This single document forced me to re-examine every pillar of my argument, starting with the very idea of an “unprovoked attack.” I had viewed Israel’s strike as the first shot. But as I dug into the timeline, I was confronted with a different, more complicated story. This didn’t begin with Israeli F-35s. It began with the October 7th massacre by Iran’s proxy, Hamas. It escalated with Iran’s first-ever direct missile attack on Israel on April 14th, and then another on October 1st. Just days before the strike, the IAEA’s own Board of Governors had formally condemned Tehran. Iran’s response wasn’t diplomacy; it was defiance, announcing the construction of new illicit enrichment facilities. What I had framed as Israeli “aggression” started to look like a desperate, last-ditch act of pre-emptive self-defense after every other option—diplomacy, sanctions, warnings—had been exhausted and actively spat upon by the Iranian regime.
The most emotionally potent accusation, the one that I felt most strongly, was the charge of war crimes at Evin Prison. The image of political prisoners and families being killed in a strike is indefensible. But as I forced myself to look past the initial, visceral reaction, the story grew murky. Israeli officials began releasing the names of those targeted. Not just anonymous functionaries, but the very head of the snake: Hossein Salami, head of the IRGC; Amir Ali Hajizadeh, the commander who personally oversaw the missile attacks on Israeli cities; and the top echelon of their nuclear weapons scientists. The question I had to ask was a difficult one: Where were these men located? The evidence, corroborated by multiple sources, suggested they weren't in a traditional military base, but in a fortified command-and-control bunker embedded within the Evin complex. The Iranian regime’s number of 71 civilians killed remained unverified, a figure released by the world’s most sophisticated propaganda state. Suddenly, I was faced with a horrifying possibility: that the Iranian regime, like its proxies, knowingly and deliberately places its military assets among civilians. This wasn’t an excuse for civilian deaths, but it was a fundamental re-framing of responsibility. The moral clarity I once felt began to dissolve into the ugly gray reality of human shields.
Even so, the reappearance of Ali Shamkhani felt like an ace in my pocket. “See?” I thought. “They lied.” It was, without question, a major intelligence failure and a public relations catastrophe for Israel. But my focus on that one error had blinded me to the devastating successes. The intelligence on the Natanz fuel enrichment plant, the IRGC airbase in Tabriz, and the command structure of the IRGC’s Aerospace Force was lethally accurate. Satellite imagery confirmed these military and nuclear sites had been surgically destroyed. I had to admit, I had used one man's survival as a reason to dismiss the strategic decapitation of the organization that arms Hezbollah, funds Hamas, and enables the Houthis. The operation wasn’t a complete failure because one target was missed; it was a strategic success despite an embarrassing error.

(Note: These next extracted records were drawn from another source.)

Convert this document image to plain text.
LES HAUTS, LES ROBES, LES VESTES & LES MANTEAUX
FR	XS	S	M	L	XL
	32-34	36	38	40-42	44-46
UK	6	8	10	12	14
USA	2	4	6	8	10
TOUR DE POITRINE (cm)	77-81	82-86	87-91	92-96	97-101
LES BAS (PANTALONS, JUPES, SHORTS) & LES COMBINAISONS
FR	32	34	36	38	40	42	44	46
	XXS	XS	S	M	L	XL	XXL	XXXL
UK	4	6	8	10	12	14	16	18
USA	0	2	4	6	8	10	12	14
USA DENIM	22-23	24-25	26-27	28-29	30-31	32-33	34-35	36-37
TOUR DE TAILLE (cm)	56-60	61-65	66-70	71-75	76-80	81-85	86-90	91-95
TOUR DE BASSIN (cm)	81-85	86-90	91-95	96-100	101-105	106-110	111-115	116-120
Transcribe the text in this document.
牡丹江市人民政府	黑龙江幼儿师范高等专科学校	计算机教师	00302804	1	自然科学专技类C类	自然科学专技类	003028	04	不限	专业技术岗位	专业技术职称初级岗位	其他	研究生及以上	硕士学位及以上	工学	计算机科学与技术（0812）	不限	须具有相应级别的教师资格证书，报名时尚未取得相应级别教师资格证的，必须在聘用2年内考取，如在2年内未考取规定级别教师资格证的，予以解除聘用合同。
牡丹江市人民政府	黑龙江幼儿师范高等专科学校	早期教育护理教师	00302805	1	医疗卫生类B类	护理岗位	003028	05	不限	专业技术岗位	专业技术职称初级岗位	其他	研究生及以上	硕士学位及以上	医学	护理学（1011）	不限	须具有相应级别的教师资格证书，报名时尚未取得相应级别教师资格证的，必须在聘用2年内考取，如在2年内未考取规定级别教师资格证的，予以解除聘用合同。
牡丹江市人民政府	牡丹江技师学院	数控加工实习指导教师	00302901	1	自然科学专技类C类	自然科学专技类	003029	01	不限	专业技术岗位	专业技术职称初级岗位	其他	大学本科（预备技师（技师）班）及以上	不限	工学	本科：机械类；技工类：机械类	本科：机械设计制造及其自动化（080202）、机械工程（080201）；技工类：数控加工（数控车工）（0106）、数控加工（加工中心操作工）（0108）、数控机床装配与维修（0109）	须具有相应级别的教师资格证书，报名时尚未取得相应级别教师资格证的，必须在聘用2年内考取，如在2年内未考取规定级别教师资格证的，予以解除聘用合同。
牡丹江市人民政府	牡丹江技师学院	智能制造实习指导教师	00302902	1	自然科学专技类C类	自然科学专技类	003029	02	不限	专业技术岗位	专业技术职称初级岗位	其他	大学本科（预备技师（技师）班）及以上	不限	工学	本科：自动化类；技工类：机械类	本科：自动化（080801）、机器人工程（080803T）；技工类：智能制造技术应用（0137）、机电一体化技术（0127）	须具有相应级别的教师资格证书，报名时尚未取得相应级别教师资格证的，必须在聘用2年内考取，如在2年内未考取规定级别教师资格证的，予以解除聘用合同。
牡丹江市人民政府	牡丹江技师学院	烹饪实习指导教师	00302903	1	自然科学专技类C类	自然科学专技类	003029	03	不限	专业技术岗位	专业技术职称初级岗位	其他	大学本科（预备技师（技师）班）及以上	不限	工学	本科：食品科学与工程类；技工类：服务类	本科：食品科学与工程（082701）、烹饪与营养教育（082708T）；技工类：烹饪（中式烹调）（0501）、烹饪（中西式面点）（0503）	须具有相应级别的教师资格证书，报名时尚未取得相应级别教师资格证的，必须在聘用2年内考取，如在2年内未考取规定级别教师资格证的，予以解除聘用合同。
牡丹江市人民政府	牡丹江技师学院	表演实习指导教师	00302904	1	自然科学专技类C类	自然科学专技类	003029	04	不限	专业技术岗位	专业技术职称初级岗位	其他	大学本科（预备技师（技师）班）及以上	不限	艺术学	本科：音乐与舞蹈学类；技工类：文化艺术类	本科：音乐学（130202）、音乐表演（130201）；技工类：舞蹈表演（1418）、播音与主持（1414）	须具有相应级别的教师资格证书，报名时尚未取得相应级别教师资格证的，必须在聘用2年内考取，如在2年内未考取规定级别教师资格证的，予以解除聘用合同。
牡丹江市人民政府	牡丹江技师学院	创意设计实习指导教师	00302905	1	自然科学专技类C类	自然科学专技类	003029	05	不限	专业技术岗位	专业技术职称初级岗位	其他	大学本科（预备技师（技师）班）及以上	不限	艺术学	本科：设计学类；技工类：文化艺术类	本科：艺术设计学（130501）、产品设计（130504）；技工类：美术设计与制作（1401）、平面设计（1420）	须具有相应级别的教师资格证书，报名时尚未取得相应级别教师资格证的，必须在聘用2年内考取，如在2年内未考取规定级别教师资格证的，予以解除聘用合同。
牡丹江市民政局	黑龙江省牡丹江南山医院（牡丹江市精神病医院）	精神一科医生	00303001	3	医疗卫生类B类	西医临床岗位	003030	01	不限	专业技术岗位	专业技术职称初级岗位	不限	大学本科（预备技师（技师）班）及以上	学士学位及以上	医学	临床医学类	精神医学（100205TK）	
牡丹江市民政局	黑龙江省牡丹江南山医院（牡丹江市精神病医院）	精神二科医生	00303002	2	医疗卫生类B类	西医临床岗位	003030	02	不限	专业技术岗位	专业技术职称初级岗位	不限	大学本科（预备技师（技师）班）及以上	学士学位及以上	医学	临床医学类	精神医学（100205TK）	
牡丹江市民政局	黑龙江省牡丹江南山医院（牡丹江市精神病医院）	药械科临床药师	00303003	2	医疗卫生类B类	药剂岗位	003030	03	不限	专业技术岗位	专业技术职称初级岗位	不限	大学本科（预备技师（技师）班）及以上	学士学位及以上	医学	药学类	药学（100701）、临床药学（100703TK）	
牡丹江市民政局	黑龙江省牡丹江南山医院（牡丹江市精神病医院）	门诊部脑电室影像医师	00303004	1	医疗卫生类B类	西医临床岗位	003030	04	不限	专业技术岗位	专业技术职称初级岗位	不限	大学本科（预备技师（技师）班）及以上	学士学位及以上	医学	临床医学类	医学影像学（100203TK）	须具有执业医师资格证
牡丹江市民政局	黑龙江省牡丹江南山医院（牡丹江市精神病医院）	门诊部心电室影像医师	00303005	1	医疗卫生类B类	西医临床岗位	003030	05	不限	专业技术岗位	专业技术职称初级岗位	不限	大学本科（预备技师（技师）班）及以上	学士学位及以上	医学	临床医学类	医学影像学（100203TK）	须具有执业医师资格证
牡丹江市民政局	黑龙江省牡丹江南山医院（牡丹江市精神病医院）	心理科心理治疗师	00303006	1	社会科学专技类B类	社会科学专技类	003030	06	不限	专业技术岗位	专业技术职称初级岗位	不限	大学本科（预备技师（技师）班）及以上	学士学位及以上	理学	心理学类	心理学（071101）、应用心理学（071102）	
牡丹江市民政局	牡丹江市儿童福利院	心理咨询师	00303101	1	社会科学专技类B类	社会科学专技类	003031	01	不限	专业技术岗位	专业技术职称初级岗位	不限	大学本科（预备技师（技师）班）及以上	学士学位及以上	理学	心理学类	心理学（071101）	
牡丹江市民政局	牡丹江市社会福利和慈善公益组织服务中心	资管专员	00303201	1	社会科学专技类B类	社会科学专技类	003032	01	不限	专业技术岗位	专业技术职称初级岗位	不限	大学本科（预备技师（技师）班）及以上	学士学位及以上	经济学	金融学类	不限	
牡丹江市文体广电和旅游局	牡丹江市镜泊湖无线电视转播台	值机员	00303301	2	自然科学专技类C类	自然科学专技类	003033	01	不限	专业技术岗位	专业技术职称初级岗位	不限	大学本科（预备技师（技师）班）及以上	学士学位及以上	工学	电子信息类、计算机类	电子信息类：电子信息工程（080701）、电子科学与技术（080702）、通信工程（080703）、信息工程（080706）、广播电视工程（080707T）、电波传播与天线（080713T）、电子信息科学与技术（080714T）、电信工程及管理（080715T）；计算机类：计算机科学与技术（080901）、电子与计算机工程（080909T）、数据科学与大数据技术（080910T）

My journey from condemnation to a difficult, reluctant understanding is not over. I am not an apologist. The cost of any conflict is paid in human lives, and that is an undeniable tragedy. But I was wrong to believe the simple narrative. The story of an unprovoked, illegal Israeli war of aggression has collapsed under the weight of uncomfortable facts. The reality is one of a nation, facing a credible, genocidal threat on the verge of becoming unstoppable, acting in what it saw as a last resort. It is a reality where a brutal theocratic regime uses its own people as pawns, forcing its enemies into impossible moral choices. A world where an Ayatollah possesses a nuclear weapon is a nightmare from which we might never wake up. Israel’s action, however fraught and imperfect, was not an attempt to start a world war, but a desperate gamble to prevent a nuclear one. The easy headlines are seductive, but the truth, I’ve learned, is far more complex, and infinitely more terrifying.